The next step is informing stakeholders; employers are legally obliged to give prior warning of any planned workforce reduction to the relevant unions or workers’ representatives. This makes a strong ongoing relationship with these representatives crucial, as they will be decisive in colouring workforce opinion in the early days of the process.
When news is set to break, communication methods take on prime importance. Gone are the days where employers could covertly release an announcement of redundancies to the stock market, and perhaps bask in the subsequent share price spike, before allowing information to gradually trickle down to the workforce. Corporate transparency is crucial, and announcements must be released simultaneously to ensure integrity. Even geographically this poses its own problems; for a large organisation such as Nokia – active in 50 countries – the syndication of news releases requires an adroit awareness of international employment law.
Likewise, it is easy to forget content, but this too plays a role in winning the hearts and minds of employees. Microsoft arguably acted carelessly – Elop’s memo was swiftly leaked to the press and was roundly condemned by a range of business commentators. Although plans for career counselling, skills transfer courses and the option of a different role within the corporation were directly set out, this was overshadowed by the tone of the communication.
The redundancy selection process
Once the dust from the announcement has settled, it again falls to HR to decide upon a selection process. Some options are more convenient than others. Voluntary redundancy schemes can be a chance for companies to present themselves as being open and responsive to individual workers’ needs, while making sizeable cuts in employee numbers.
Yet, despite employees “choosing” to leave a company, their departures will still legally constitute dismissals. As such, it is important to realise that those employees who accept voluntary redundancy will still be eligible for statutory severance, in addition to whatever enhanced payments the employer is offering to attract volunteers.
The primary advantage of voluntary redundancy is enhanced flexibility for both employers and employees. Employers can ask for volunteers, and employees can choose whether or not they accept a package. Of course, this process is not always as straightforward as that: employers can find themselves either flooded with volunteers or with no takers.
Managing forced redundancies lawfully
When forced redundancy becomes the only option, HR departments are faced with a minefield of potential issues. This requires not only a detailed strategy of how and why these redundancies will take place, but a working knowledge of potential pitfalls, such as claims under discrimination legislation. Employers must be seen to be acting wholly objectively, and any sign of prejudice towards an individual or a group is open to challenge in the courts.

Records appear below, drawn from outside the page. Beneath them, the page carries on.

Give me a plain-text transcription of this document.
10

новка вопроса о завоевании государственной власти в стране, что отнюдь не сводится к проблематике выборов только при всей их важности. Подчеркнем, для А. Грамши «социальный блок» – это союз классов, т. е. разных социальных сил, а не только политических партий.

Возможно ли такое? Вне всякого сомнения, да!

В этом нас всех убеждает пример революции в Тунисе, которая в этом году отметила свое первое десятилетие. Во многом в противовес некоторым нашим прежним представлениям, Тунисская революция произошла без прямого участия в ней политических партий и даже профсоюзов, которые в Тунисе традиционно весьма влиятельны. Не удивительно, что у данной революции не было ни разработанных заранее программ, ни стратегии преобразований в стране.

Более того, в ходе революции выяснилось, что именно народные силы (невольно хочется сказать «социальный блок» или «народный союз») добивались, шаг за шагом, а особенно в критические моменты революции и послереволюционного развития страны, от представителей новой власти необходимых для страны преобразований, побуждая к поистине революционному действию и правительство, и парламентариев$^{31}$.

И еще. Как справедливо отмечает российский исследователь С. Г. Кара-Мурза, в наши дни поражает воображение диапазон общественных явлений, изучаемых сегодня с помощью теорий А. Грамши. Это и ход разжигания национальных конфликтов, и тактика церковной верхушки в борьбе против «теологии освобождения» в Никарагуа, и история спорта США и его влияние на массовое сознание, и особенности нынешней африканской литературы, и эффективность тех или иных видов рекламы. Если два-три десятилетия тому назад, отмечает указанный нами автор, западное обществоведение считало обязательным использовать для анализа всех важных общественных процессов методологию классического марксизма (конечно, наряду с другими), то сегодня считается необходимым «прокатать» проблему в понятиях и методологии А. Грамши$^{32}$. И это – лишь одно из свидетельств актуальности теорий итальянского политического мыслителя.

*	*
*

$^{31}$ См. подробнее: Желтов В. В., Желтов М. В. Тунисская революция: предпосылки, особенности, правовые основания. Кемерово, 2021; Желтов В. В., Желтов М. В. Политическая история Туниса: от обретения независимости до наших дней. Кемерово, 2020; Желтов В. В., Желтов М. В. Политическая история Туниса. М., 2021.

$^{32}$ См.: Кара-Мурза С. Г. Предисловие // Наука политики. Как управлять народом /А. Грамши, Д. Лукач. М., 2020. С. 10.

In the UK, for example, discrimination legislation prevents dismissals on the grounds of, among other things, race, gender, disability, sexual orientation or age. Discrimination may be direct or indirect, in which case employers will need to provide discernible evidence that their actions are objectively justified – even “first in, last out” policies can be challenged under age discrimination laws as being indirectly age-discriminatory as younger staff are more likely to be adversely affected. Great care must therefore be taken when assessing the effects that redundancies may have on employees. When such care is taken, combined with an open and compliant announcement process, employers should be able to execute a difficult process in a “transparent and thoughtful” manner.
The redundancy process is naturally an emotionally charged time which can pose a range of challenges to personnel departments. In short, it comes down to mutual trust – employees need to know that their employer is aware of their needs, and employers need to know they can trust their workforce, in order to protect the reputation and future development of the company. It falls to HR to ensure this by maintaining integrity, understanding and objectivity.
Ann Bevitt is head of the London office’s employment and labour group and privacy and data security group at Morrison Foerster.